Pietro, um de seus filhos aprendeu a fazer de tudo com seus avós e seus pais. Teoricamente era um especialista em várias atividades. Tanto entendia de vitivinicultura como de arquitetura.  Lera todos os clássicos da filosofia universal. Sentia não se enquadrar no mundo em que vivia. Não aceitava a monarquia em seu país, mesmo sendo uma monarquia parlamentarista. Formara com demais intelectuais de Piacenza uma sociedade artística e cultural dedicada a estudar os movimentos políticos democráticos que já vicejavam em alguns países. Foi um sonho que pouco durou nos dias de sua mocidade vivida na Itália.

Ao ler no Corriere della Sera, um jornal editado em Roma, as notícias de que no sul do Brasil estava em formação uma Colônia que congregava adeptos de um novo modo de viver, onde todos produziriam em prol de todos e fora formada por um grupo de intelectuais que pregavam a liberdade acima de tudo sentiu que lá seria o seu lugar.

Aliou-se a um grupo de jovens que sonhavam com as benesses de uma feliz vida comunitária. Com eles embarcou em uma aventurosa empreitada em busca do sonho dourado na Colônia Cecília, no interior da província do Paraná, bem ao sul do Brasil.

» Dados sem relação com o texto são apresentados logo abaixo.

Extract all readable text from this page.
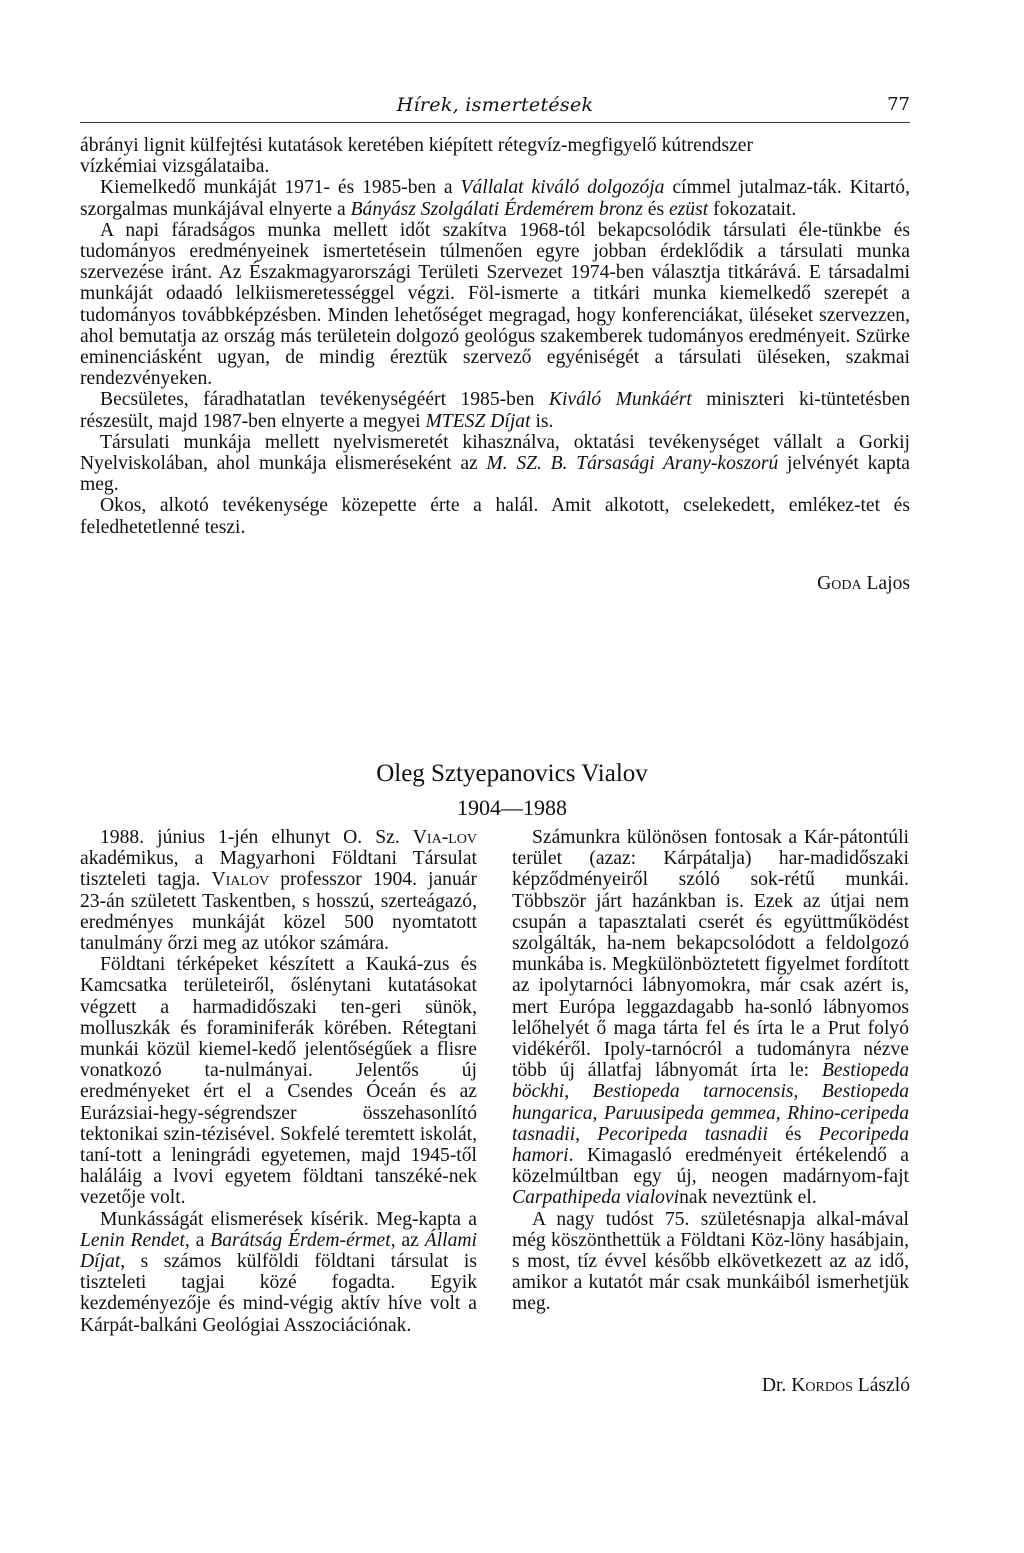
Hírek, ismertetések	77

ábrányi lignit külfejtési kutatások keretében kiépített rétegvíz-megfigyelő kútrendszer
vízkémiai vizsgálataiba.

Kiemelkedő munkáját 1971- és 1985-ben a Vállalat kiváló dolgozója címmel jutalmaz-ták. Kitartó, szorgalmas munkájával elnyerte a Bányász Szolgálati Érdemérem bronz és ezüst fokozatait.

A napi fáradságos munka mellett időt szakítva 1968-tól bekapcsolódik társulati éle-tünkbe és tudományos eredményeinek ismertetésein túlmenően egyre jobban érdeklődik a társulati munka szervezése iránt. Az Északmagyarországi Területi Szervezet 1974-ben választja titkárává. E társadalmi munkáját odaadó lelkiismeretességgel végzi. Föl-ismerte a titkári munka kiemelkedő szerepét a tudományos továbbképzésben. Minden lehetőséget megragad, hogy konferenciákat, üléseket szervezzen, ahol bemutatja az ország más területein dolgozó geológus szakemberek tudományos eredményeit. Szürke eminenciásként ugyan, de mindig éreztük szervező egyéniségét a társulati üléseken, szakmai rendezvényeken.

Becsületes, fáradhatatlan tevékenységéért 1985-ben Kiváló Munkáért miniszteri ki-tüntetésben részesült, majd 1987-ben elnyerte a megyei MTESZ Díjat is.

Társulati munkája mellett nyelvismeretét kihasználva, oktatási tevékenységet vállalt a Gorkij Nyelviskolában, ahol munkája elismeréseként az M. SZ. B. Társasági Arany-koszorú jelvényét kapta meg.

Okos, alkotó tevékenysége közepette érte a halál. Amit alkotott, cselekedett, emlékez-tet és feledhetetlenné teszi.

Goda Lajos
Oleg Sztyepanovics Vialov
1904—1988

1988. június 1-jén elhunyt O. Sz. Via-lov akadémikus, a Magyarhoni Földtani Társulat tiszteleti tagja. Vialov professzor 1904. január 23-án született Taskentben, s hosszú, szerteágazó, eredményes munkáját közel 500 nyomtatott tanulmány őrzi meg az utókor számára.

Földtani térképeket készített a Kauká-zus és Kamcsatka területeiről, őslénytani kutatásokat végzett a harmadidőszaki ten-geri sünök, molluszkák és foraminiferák körében. Rétegtani munkái közül kiemel-kedő jelentőségűek a flisre vonatkozó ta-nulmányai. Jelentős új eredményeket ért el a Csendes Óceán és az Eurázsiai-hegy-ségrendszer összehasonlító tektonikai szin-tézisével. Sokfelé teremtett iskolát, taní-tott a leningrádi egyetemen, majd 1945-től haláláig a lvovi egyetem földtani tanszéké-nek vezetője volt.

Munkásságát elismerések kísérik. Meg-kapta a Lenin Rendet, a Barátság Érdem-érmet, az Állami Díjat, s számos külföldi földtani társulat is tiszteleti tagjai közé fogadta. Egyik kezdeményezője és mind-végig aktív híve volt a Kárpát-balkáni Geológiai Asszociációnak.

Számunkra különösen fontosak a Kár-pátontúli terület (azaz: Kárpátalja) har-madidőszaki képződményeiről szóló sok-rétű munkái. Többször járt hazánkban is. Ezek az útjai nem csupán a tapasztalati cserét és együttműködést szolgálták, ha-nem bekapcsolódott a feldolgozó munkába is. Megkülönböztetett figyelmet fordított az ipolytarnóci lábnyomokra, már csak azért is, mert Európa leggazdagabb ha-sonló lábnyomos lelőhelyét ő maga tárta fel és írta le a Prut folyó vidékéről. Ipoly-tarnócról a tudományra nézve több új állatfaj lábnyomát írta le: Bestiopeda böckhi, Bestiopeda tarnocensis, Bestiopeda hungarica, Paruusipeda gemmea, Rhino-ceripeda tasnadii, Pecoripeda tasnadii és Pecoripeda hamori. Kimagasló eredményeit értékelendő a közelmúltban egy új, neogen madárnyom-fajt Carpathipeda vialovinak neveztünk el.

A nagy tudóst 75. születésnapja alkal-mával még köszönthettük a Földtani Köz-löny hasábjain, s most, tíz évvel később elkövetkezett az az idő, amikor a kutatót már csak munkáiból ismerhetjük meg.

Dr. Kordos László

Quando Pietro Gobbi lá chegou sentiu de perto uma grande frustração. Não era o sonho por ele alimentado há tantos anos.

Quando ele e seus amigos lá chegaram perceberam que alguns colonos dedicavam-se à vitivinicultura mas não conseguiam os mesmos resultados obtidos em sua terá natal. Explicou-lhes que o solo talvez não fosse bom o suficiente para a produção de parreirais de boa cepa. Escolheu um trecho do terreno que era inundado pelo sol da manhã. Ensinou-lhes como deveria ser feita a poda anual. Montaram a vinícola. Logo um bom vinho já era produzido.

Muitos colonos debandaram e foram trabalhar nas regiões vizinhas. Quase nada mais restava da pujança inicial. A Colônia Cecília começou a dar ares de deterioração. Poucas famílias lá restavam. Pietro Gobbi entendeu que ali nada mais poderia fazer. Resignadamente, pegou seus pertences e mudou-se para a capital da província. Sentiu um amargor na boca e na alma. Pouco sobrara dos barracões e casas que as primeiras pessoas, lideradas por Giovani Rossi, um sonhador agrônomo italiano, lá construíram.

Chegou a Curitiba num entardecer. Antes de procurar um lugar para um pouso entrou no primeiro restaurante que encontrou. Enquanto saciava a fome com um excelente prato de macarrão e bebericava uma taça de vinho encetou uma conversa com o dono. O bate-papo estendeu-se por horas e até cançonetas italianas começaram a entoar. Repentinamente Pietro estaca.

— Desculpe-me, amigo Raffaele, mas fiquei tão entusiasmado com nossa conversa e a música. Preciso ir embora a fim de procurar um local para dormir e me alojar por algum tempo.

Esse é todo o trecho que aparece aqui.